Wie sich herausstellte, hätte es kaum einen Unterschied gemacht, wenn die Mädchen aus einem Kuchen gesprungen wären, dachte Dugan.
Außerhalb der Kairouz-Residenz
London, England
Fedosov fing den Wirrwarr der Stimmen mit seinem Kopfhörer auf und verfluchte diese unerwartete Komplikation. Der Lärm war ohrenbetäubend und schien von überall herzukommen. Mehrere seiner Abhörgeräte fingen ihn zur gleichen Zeit auf.
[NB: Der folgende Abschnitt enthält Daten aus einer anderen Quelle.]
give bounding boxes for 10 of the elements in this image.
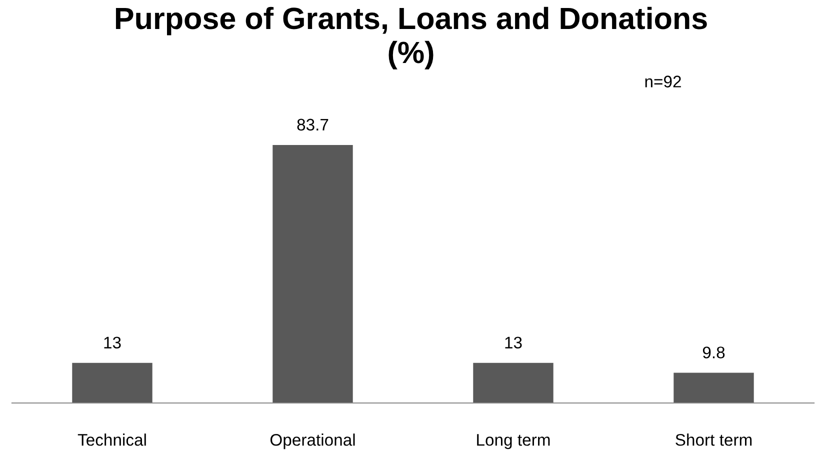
x-tick-label: Long term (477, 434, 550, 450)
x-tick-label: Short term (676, 434, 752, 446)
data-label: 13 (505, 336, 522, 349)
x-tick-label: Operational (270, 434, 355, 450)
text: n=92 (645, 76, 681, 88)
data-label: 9.8 (702, 346, 725, 358)
chart-title: Purpose of Grants, Loans and Donations (%) (116, 6, 707, 70)
x-tick-label: Technical (78, 434, 146, 446)
data-label: 83.7 (297, 118, 328, 131)
data-label: 13 (104, 336, 121, 349)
Wo genau sich die Ziele im Haus aufhielten, konnte er demzufolge nicht bestimmen. Das war ein Problem.
Trotz der Tatsache, dass der Chef ihm freie Hand in der Hinnahme eines Kollateralschadens gelassen hatte, hatte Fedosov nicht unüberlegt gehandelt. Sie befanden sich in einer eleganten Nachbarschaft, bewohnt von reichen Leuten, die über beträchtliche politische Macht verfügten. Nur ein Haus weiter in dieser baumbestandenen, ruhigen Straße wohnte ein Mitglied des britischen Parlaments. Eine Sprengladung, die die komplette und vollkommene Zerstörung des Hauses der Kairouz’ garantiert hätte, hätte auch den einflussreichen Nachbarn Tod und Zerstörung bringen können. Deshalb hatte Fedosov bei der Anbringung seines Sprengstoffs im Keller Vorsicht walten lassen. Den Großteil hatte er direkt unter dem Wohnzimmer und der Küche verborgen, wo er logischerweise erwarten durfte, dass seine Ziele dort am ehesten zusammen kommen würden. Über den Rest des Hauses und entlang seiner Peripherie hatte er kleinere Brandsätze gelegt, um sicher zu gehen, dass die Trümmer der großen Explosionen von einer rasenden Feuerbrunst vernichtet werden würden. In der unwahrscheinlichen Situation, dass eines seiner Zielobjekte die ursprüngliche Explosion überleben sollte, würde es ganz sicher dem darauffolgenden Feuer zum Opfer fallen. Insgesamt ein ausgezeichneter Plan, aber einer, der von seiner Fähigkeit abhängig war, eindeutig bestimmen zu können, zu welchem Zeitpunkt seine Zielobjekte sich entweder gemeinsam im Wohnzimmer oder in der Küche aufhalten würden.
Frustriert hörte Fedosov dem Durcheinander zu, das ihm seine Abhörgeräte übermittelten. All diese zusätzlichen Stimmen in aufgeregter Konversation überstiegen seine Wahrnehmungsgabe. Wer hielt sich wo auf? Er verfluchte sich selbst, nicht genug Voraussicht gezeigt zu haben, mehr Videokameras zu installieren. Andererseits hatte er so wenig Spuren wie möglich hinterlassen wollen. Zusätzliche Geräte brachten ein größeres Risiko der Entdeckung mit sich.
Flüchtig überlegte er, den Anschlag vorläufig zu verschieben. Aber nein, er hatte dem Chef versprochen, dass es heute passieren würde – der Mann erwartete Ergebnisse. Versagen oder ein Verschieben stand außer Frage. Zudem konnte er die Sprengladungen nicht auf ewig dort warten lassen. Früher oder später würden sie entdeckt werden. Damit wären die Zielobjekte vorgewarnt, was ihm die Aufgabe, sie zu töten, nur noch erschweren würde. Er musste sich einfach noch ein wenig in Geduld üben. Hoffentlich würde er zu einem späteren Zeitpunkt eindeutig feststellen können, dass sich seine Zielobjekte in einer der beiden Todeszonen eingefunden hatten.